The security breach that allowed loose-knit hacker group Anonymous to access the details of around 100m PSN accounts is undoubtedly a blemish on Sony’s reputation. Even rabid fanboys couldn’t seriously argue that it won’t hurt Sony in any way. But whatever personal information was obtained by the online security breach can’t be blamed entirely on Sony, and here’s why.

Many of you may recognise this man. His name is Gary McKinnon, an autistic 45 year old Systems Administrator from Glasgow. He was responsible for hacking into 97 different computers belonging to the United States military and NASA in an attempt to uncover evidence of extra-terrestrial technology being used by the government, causing an on-going extradition battle.

The US has accused him of hacking into their computers and deleting important files, resulting in the shutting down of 2,000 of their computers for a 24 hour period as well as copying restricted documents onto his home computer, all of which is alleged to have cost the US government $700,000. McKinnon denies causing any damage but freely admits to breaking into government computers.

Now you may be wondering what any of this has to do with Sony’s current predicament. Well, it’s simple. It stands to reason that information stored on the US military and NASA computers is going to be considerably more valuable and important than any data stored on the Playstation Network, and thus would be protected a lot better than the bank details of 100m gamers. The point I’m trying to make is that even if Sony had spent several million more to make their secure data even more secure, there’s always going to be someone that could eventually hack into this data if they were determined enough.

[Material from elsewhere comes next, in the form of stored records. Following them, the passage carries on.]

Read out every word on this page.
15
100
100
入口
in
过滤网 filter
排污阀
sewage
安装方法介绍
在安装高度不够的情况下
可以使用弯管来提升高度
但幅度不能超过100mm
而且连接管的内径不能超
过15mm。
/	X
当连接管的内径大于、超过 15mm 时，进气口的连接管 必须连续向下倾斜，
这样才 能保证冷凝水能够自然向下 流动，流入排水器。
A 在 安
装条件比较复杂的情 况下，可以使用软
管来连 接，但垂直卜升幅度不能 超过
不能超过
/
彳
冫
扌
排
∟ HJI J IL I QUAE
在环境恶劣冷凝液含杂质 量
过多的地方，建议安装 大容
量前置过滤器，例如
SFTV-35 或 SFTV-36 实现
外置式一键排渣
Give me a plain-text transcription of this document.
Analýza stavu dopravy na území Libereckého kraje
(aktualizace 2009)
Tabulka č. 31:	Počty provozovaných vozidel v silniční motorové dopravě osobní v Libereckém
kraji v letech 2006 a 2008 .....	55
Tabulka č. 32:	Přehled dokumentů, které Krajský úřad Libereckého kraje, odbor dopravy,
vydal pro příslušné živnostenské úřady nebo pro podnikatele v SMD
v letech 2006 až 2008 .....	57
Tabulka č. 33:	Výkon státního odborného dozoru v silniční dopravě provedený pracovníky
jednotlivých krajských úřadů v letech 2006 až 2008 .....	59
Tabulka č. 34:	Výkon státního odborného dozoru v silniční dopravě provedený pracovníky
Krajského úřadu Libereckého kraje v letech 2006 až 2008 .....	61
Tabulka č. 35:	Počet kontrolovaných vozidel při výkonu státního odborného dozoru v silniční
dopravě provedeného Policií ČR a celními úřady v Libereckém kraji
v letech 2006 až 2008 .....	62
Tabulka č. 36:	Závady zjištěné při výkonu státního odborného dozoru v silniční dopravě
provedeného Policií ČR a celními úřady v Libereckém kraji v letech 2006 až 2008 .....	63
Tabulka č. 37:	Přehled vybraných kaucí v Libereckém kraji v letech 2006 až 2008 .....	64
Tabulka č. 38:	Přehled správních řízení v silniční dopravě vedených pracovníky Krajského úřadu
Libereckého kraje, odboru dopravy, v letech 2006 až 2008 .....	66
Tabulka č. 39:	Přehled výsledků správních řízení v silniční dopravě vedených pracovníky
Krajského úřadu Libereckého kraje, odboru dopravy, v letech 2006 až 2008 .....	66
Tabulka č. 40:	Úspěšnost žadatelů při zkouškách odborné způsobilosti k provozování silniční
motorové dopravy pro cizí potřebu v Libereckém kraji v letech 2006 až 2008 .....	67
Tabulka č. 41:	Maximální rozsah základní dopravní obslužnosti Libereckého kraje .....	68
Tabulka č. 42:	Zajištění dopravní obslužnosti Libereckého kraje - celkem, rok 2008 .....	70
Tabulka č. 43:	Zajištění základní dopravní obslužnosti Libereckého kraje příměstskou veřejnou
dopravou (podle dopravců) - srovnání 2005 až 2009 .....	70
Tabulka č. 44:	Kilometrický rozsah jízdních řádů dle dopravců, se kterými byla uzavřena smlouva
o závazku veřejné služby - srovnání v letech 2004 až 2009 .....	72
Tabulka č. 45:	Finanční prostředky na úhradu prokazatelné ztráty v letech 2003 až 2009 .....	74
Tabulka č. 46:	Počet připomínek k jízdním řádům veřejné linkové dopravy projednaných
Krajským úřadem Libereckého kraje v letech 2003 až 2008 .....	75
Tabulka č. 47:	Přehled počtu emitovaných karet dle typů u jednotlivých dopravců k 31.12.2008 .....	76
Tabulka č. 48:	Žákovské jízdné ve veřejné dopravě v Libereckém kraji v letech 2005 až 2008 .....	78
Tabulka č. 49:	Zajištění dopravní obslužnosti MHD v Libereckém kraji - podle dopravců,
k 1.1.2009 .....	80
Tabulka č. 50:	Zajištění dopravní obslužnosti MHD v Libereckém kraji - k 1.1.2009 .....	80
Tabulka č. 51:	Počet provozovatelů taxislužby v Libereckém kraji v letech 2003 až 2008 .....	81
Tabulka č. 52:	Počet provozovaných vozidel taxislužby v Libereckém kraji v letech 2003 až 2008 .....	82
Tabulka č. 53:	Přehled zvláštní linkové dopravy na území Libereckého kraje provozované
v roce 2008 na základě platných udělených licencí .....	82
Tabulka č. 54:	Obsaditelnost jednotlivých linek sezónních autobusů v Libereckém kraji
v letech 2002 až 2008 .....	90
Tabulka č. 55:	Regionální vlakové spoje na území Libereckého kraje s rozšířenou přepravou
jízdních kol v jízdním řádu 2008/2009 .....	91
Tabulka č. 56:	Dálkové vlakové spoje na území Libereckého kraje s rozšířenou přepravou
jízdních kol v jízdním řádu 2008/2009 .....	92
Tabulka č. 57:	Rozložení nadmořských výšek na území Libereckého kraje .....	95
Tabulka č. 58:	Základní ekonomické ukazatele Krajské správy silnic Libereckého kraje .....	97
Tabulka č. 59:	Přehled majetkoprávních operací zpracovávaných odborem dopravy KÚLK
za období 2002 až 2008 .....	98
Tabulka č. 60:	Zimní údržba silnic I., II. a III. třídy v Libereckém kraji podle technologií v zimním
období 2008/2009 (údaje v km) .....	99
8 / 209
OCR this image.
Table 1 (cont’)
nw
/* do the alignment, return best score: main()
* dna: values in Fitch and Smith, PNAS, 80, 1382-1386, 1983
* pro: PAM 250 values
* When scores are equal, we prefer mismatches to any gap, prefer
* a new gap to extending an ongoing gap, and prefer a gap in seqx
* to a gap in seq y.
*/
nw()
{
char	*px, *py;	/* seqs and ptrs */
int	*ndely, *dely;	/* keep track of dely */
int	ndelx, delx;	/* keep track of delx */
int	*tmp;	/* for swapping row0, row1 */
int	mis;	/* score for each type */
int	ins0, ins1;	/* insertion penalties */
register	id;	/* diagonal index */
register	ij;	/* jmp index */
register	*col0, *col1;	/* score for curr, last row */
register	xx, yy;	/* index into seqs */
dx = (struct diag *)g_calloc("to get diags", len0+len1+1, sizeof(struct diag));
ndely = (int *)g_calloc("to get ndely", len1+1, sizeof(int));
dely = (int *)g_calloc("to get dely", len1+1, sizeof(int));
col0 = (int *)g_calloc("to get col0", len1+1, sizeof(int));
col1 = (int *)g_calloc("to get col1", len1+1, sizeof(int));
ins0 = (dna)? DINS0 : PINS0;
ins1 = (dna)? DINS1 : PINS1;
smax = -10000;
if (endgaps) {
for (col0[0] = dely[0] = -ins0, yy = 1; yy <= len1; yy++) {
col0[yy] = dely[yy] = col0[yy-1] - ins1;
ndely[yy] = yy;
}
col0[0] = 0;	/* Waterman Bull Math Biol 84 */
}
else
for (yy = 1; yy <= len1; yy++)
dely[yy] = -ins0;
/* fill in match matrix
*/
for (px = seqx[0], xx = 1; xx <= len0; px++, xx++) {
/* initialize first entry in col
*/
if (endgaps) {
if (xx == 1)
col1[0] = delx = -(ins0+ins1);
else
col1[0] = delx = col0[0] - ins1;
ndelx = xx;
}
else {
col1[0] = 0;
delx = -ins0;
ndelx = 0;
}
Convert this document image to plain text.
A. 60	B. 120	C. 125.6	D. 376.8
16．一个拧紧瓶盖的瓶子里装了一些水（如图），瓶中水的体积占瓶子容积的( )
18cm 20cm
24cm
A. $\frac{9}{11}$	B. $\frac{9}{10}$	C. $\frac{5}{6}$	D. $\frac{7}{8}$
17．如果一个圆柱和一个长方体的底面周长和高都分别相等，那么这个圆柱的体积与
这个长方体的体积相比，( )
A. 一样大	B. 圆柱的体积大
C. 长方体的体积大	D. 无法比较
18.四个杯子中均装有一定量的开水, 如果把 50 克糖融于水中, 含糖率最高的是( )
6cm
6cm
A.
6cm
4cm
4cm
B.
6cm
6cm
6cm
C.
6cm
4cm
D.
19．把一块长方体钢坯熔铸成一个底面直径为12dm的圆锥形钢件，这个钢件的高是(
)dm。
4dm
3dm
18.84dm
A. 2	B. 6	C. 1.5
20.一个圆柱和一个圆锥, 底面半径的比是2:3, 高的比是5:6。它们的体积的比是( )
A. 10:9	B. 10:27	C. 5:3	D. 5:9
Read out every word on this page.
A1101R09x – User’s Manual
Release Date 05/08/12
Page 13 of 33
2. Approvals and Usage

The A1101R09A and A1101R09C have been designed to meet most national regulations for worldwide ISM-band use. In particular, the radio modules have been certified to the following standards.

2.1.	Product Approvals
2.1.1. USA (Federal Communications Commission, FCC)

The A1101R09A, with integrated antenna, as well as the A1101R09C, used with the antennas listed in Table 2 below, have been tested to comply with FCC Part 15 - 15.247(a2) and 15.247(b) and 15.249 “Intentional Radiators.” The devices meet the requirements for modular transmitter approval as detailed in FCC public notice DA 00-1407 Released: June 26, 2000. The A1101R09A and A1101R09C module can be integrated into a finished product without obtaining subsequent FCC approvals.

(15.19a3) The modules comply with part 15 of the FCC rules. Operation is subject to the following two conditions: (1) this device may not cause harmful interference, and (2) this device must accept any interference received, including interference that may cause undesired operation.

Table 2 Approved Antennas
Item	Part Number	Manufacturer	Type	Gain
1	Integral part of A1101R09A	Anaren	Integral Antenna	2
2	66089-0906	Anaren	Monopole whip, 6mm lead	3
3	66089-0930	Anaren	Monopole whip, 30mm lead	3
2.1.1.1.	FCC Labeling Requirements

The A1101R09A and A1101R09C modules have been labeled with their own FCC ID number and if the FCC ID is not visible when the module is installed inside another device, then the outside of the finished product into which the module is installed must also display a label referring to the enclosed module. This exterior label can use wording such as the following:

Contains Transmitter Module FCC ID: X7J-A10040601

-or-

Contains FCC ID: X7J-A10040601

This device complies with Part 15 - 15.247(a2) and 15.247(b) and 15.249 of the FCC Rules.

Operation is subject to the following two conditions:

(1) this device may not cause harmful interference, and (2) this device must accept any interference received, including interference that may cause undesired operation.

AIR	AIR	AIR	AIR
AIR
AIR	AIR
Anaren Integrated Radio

If a mentally challenged Scotsman can shut down US military computers for 24 hours from his Glaswegian home, then we shouldn’t be surprised that a group of hackers can break into a video gaming network. Xbox Live has been hacked before; it could easily be hacked again if someone wanted it enough. As could the Steam servers. Try to get some perspective before accusing Sony of a massive failure on their part. Sure, they’ve admitted the PSN had security flaws. But even if these had been fixed it probably wouldn’t be enough to stop a hacker group as determined and relentless as Anonymous.